老中たちの議論も行き詰った。かつては小野寺や大沼を目にかけていた久信公も、論を断ずることができず迷っていた。もう何度目かわからない、不毛な会議はそれでも続いた。が、それを打ち破る男がいた。「その小野寺とか申す男、剣の腕は確かなのでございますな?」 #素浪人小野寺力

2013-05-31 00:25:59
やまだしょてん @marine_yamada

射抜くような力強い眼で久信公に意見したのが、誰あろう栗山巧頭(くりやまたくみのかみ)であった。この時から、用心棒・小野寺力の新しい運命が、密かに胎動を始めていた。(つづく) #素浪人小野寺力

2013-05-31 00:28:49

お便りコーナー

やまだしょてん @marine_yamada

Blogやってる頃もオール・ザッツ・ホークスとかの連作ネタがあったけど、あの時は基本的に現役の選手を使っていたから、勝手にネタが広がっていってくれてた。今回のは周囲のキャラに助けられている気がする。できることなら少ないキャラ数で掘り下げていきたい気もするんだけど、まあいいか。

2013-05-31 00:58:21
やまだしょてん @marine_yamada

さて、自分へのごほうびとして館山銘菓・花菜っ娘を食べよう。

2013-05-31 01:00:45
御崎 @misaki_tw

@marine_yamada ああ、つづいてしまった…(どきどき)。

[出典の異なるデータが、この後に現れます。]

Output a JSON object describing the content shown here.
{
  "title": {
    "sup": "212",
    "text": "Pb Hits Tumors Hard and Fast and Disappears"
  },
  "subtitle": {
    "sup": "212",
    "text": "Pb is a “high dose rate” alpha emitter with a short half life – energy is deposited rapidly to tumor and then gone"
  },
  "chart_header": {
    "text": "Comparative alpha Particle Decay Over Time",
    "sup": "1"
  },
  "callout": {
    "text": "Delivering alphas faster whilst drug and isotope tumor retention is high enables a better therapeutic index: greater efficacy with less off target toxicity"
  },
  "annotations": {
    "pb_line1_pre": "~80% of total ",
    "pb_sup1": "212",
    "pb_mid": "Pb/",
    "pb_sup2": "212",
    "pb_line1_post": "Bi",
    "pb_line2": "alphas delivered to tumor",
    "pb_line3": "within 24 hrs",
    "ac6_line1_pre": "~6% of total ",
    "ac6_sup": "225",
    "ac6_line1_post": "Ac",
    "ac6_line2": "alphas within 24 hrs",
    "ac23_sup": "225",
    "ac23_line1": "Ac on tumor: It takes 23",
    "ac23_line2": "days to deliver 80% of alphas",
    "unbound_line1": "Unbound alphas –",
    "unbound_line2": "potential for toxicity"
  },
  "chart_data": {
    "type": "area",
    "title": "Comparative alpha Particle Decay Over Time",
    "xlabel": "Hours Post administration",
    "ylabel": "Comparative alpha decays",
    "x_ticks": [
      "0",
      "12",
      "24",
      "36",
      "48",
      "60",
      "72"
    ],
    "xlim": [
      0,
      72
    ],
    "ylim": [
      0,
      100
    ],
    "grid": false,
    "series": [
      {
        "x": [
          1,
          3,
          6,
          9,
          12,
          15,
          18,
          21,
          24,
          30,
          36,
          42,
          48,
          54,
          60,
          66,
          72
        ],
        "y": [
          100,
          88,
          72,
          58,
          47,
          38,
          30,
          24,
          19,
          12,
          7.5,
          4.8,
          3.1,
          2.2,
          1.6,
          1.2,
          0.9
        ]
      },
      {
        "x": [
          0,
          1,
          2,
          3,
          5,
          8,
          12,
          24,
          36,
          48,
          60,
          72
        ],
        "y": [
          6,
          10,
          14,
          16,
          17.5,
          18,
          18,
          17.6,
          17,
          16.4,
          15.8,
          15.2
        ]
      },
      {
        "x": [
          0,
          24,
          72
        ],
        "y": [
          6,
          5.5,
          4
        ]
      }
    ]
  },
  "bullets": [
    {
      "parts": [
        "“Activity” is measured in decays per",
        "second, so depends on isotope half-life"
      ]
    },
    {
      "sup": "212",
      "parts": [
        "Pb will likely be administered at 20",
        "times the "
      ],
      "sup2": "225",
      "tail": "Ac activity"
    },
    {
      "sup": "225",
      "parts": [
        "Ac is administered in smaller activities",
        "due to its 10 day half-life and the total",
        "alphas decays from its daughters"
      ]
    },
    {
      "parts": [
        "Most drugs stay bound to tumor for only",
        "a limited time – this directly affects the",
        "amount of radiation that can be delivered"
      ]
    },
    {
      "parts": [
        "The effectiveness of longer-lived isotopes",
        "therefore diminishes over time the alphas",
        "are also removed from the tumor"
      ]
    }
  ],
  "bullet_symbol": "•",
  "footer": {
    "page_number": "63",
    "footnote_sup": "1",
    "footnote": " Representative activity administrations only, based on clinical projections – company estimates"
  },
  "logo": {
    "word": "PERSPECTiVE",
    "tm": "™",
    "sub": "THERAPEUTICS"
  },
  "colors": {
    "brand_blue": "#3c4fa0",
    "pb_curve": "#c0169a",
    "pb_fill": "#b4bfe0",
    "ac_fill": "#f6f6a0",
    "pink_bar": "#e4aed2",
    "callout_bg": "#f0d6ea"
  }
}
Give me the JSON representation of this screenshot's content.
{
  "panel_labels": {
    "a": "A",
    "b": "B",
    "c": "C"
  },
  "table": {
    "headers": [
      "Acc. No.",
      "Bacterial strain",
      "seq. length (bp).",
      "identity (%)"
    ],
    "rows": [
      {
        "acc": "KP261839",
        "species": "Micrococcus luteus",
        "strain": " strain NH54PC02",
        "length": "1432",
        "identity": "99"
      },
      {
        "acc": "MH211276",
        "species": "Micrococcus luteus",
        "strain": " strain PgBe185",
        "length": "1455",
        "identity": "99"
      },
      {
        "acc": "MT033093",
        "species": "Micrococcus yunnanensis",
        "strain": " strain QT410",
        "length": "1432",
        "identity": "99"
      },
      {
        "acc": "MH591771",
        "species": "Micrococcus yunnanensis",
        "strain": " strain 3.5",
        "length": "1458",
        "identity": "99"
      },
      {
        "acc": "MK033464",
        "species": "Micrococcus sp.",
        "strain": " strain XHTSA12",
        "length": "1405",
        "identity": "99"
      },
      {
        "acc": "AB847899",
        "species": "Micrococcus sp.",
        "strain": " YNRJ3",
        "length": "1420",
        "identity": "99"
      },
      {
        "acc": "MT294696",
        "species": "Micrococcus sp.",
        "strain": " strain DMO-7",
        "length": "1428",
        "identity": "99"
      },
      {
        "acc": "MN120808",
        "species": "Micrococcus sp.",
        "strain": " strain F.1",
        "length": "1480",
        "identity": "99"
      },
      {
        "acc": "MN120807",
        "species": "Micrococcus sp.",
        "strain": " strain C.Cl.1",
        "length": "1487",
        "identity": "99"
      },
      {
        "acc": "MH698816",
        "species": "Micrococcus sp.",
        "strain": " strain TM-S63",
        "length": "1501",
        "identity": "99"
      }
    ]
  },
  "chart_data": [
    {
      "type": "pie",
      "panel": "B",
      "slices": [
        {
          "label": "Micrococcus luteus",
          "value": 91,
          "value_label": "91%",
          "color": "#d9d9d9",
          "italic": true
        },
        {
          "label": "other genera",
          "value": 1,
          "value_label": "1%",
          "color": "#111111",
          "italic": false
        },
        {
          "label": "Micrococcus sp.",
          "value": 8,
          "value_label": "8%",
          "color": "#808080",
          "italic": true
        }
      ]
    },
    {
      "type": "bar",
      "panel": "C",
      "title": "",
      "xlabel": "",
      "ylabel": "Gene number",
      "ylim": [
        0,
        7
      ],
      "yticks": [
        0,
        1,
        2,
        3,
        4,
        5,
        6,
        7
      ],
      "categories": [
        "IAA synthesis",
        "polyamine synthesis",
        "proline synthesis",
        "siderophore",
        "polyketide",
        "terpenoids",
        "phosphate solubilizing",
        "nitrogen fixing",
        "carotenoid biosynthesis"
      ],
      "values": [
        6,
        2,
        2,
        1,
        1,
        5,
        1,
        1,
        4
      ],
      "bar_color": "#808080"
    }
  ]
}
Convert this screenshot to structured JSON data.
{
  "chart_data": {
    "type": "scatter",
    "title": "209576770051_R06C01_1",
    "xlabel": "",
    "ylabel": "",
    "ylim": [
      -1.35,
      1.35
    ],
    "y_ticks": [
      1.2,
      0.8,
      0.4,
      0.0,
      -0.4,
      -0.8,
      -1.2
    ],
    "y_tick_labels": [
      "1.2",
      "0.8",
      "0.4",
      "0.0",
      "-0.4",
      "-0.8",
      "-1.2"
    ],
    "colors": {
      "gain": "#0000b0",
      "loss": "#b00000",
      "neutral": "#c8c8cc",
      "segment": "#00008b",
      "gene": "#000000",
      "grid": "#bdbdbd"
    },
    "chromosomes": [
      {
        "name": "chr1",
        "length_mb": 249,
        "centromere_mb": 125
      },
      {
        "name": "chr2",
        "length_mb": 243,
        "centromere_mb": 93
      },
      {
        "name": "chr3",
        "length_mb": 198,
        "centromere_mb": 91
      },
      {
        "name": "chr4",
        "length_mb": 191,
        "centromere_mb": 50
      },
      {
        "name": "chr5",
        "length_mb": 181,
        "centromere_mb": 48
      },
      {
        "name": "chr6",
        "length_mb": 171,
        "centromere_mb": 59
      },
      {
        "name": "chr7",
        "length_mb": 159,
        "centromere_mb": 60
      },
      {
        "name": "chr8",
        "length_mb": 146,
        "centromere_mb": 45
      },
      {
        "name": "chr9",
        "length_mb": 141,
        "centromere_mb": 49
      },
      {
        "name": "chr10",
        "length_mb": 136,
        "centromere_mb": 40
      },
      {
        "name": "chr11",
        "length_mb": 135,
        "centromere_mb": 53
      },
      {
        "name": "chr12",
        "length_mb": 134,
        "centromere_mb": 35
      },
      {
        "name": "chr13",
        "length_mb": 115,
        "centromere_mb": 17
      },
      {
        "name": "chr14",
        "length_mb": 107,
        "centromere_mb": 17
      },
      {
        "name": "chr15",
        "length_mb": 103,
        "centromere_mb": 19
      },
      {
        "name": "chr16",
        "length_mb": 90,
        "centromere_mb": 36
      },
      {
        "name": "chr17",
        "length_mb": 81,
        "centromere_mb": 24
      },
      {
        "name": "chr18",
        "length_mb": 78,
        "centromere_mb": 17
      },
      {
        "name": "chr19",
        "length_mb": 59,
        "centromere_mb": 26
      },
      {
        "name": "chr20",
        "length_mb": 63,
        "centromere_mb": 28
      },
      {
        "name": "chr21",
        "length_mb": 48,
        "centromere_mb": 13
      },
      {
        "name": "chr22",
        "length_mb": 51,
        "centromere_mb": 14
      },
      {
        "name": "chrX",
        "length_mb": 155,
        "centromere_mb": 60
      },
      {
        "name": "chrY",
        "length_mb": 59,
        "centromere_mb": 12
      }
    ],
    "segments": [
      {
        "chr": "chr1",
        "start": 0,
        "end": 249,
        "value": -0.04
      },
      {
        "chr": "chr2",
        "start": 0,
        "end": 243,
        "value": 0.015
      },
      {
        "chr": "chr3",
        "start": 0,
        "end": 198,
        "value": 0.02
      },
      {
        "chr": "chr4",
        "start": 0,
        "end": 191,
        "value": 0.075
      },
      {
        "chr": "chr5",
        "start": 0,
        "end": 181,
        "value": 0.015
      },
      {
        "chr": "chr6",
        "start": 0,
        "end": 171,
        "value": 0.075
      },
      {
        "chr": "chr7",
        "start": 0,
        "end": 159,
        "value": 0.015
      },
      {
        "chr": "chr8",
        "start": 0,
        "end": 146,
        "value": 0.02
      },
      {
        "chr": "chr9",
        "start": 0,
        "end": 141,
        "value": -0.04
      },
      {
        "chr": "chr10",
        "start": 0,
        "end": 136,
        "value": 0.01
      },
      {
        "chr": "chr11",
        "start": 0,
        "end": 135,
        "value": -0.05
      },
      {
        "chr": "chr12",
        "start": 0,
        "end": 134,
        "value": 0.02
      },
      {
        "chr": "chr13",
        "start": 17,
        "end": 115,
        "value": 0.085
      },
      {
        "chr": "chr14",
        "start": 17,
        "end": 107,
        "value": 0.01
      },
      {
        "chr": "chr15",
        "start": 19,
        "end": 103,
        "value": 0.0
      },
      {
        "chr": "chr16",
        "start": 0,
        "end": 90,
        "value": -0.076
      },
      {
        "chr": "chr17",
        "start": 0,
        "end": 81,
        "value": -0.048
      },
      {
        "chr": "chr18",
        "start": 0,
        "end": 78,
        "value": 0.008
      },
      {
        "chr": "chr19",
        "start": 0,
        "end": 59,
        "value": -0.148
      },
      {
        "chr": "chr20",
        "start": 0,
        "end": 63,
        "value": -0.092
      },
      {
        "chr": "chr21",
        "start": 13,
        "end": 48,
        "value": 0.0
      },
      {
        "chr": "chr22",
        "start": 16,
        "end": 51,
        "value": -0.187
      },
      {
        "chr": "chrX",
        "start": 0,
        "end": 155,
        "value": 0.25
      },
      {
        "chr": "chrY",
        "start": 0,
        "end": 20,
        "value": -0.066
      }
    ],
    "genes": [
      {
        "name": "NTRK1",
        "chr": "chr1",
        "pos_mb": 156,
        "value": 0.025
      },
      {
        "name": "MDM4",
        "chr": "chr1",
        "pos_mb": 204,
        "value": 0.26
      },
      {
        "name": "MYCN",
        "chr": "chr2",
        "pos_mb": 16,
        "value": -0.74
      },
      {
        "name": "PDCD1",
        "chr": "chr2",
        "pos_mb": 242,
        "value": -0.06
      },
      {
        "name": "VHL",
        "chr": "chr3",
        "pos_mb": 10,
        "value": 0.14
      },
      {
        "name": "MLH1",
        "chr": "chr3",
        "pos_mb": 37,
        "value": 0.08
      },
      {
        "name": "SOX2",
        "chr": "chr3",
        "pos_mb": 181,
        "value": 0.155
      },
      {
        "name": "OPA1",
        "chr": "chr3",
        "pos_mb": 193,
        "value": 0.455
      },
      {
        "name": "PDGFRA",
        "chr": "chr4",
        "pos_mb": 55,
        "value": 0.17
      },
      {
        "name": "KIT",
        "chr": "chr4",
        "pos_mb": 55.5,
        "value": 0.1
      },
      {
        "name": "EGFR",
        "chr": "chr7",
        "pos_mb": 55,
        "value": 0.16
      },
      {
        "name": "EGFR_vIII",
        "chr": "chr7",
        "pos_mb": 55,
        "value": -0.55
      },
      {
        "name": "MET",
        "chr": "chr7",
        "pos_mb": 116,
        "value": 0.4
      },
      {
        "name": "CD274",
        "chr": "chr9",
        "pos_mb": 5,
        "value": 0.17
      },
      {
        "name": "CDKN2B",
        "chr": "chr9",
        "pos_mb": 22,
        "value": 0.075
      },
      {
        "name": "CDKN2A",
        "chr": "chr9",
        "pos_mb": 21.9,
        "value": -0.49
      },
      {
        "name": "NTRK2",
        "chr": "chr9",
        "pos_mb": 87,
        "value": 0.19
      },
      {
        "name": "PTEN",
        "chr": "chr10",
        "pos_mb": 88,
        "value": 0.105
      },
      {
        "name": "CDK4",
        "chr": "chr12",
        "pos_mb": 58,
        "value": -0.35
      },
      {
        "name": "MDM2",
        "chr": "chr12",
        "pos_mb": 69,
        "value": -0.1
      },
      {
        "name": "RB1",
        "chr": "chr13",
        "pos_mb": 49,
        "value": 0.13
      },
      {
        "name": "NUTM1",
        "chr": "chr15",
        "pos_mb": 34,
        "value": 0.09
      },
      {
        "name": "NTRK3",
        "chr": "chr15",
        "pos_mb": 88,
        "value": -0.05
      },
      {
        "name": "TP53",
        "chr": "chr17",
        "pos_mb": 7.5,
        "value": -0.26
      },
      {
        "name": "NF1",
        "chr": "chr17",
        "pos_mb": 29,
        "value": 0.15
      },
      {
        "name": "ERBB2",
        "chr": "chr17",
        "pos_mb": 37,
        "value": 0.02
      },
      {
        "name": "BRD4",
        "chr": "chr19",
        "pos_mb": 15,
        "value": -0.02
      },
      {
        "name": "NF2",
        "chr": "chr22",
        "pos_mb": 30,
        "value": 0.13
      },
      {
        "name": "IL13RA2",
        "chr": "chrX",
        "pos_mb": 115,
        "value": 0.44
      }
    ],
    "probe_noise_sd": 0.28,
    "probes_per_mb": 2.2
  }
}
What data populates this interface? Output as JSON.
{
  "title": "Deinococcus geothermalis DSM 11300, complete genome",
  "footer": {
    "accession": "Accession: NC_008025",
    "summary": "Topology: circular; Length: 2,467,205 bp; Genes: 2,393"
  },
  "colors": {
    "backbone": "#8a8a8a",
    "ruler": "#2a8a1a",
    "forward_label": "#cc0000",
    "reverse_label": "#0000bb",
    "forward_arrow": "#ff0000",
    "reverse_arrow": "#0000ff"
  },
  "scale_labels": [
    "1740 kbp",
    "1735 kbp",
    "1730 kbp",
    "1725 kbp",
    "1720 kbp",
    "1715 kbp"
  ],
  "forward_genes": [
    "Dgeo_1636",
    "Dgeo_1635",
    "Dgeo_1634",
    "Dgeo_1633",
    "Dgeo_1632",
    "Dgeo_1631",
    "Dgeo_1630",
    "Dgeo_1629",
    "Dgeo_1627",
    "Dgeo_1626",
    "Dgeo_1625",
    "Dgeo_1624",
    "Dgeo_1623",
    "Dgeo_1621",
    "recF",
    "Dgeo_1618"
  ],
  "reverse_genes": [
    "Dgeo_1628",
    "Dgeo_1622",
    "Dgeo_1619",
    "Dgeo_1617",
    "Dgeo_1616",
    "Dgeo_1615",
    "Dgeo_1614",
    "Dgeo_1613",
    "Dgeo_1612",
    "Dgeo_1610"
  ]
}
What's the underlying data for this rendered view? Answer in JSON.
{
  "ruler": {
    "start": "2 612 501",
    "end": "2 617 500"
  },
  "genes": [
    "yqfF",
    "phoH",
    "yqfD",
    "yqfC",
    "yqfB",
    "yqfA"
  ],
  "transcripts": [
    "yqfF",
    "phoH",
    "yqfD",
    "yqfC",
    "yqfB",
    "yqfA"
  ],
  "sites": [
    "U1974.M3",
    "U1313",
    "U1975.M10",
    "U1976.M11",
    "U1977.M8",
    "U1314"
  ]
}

それにしても総帥、おいたわしい(涙)。ベイスたんと戯れる様がなんとも…。

2013-05-31 01:09:46
やまだしょてん @marine_yamada

@misaki_tw 小野寺が主役(?)なので、いつかは出しておこうと思ってまして。また思いのほか長い話になってしまいました。ベイスたんに関しては…監督には内緒です(笑)。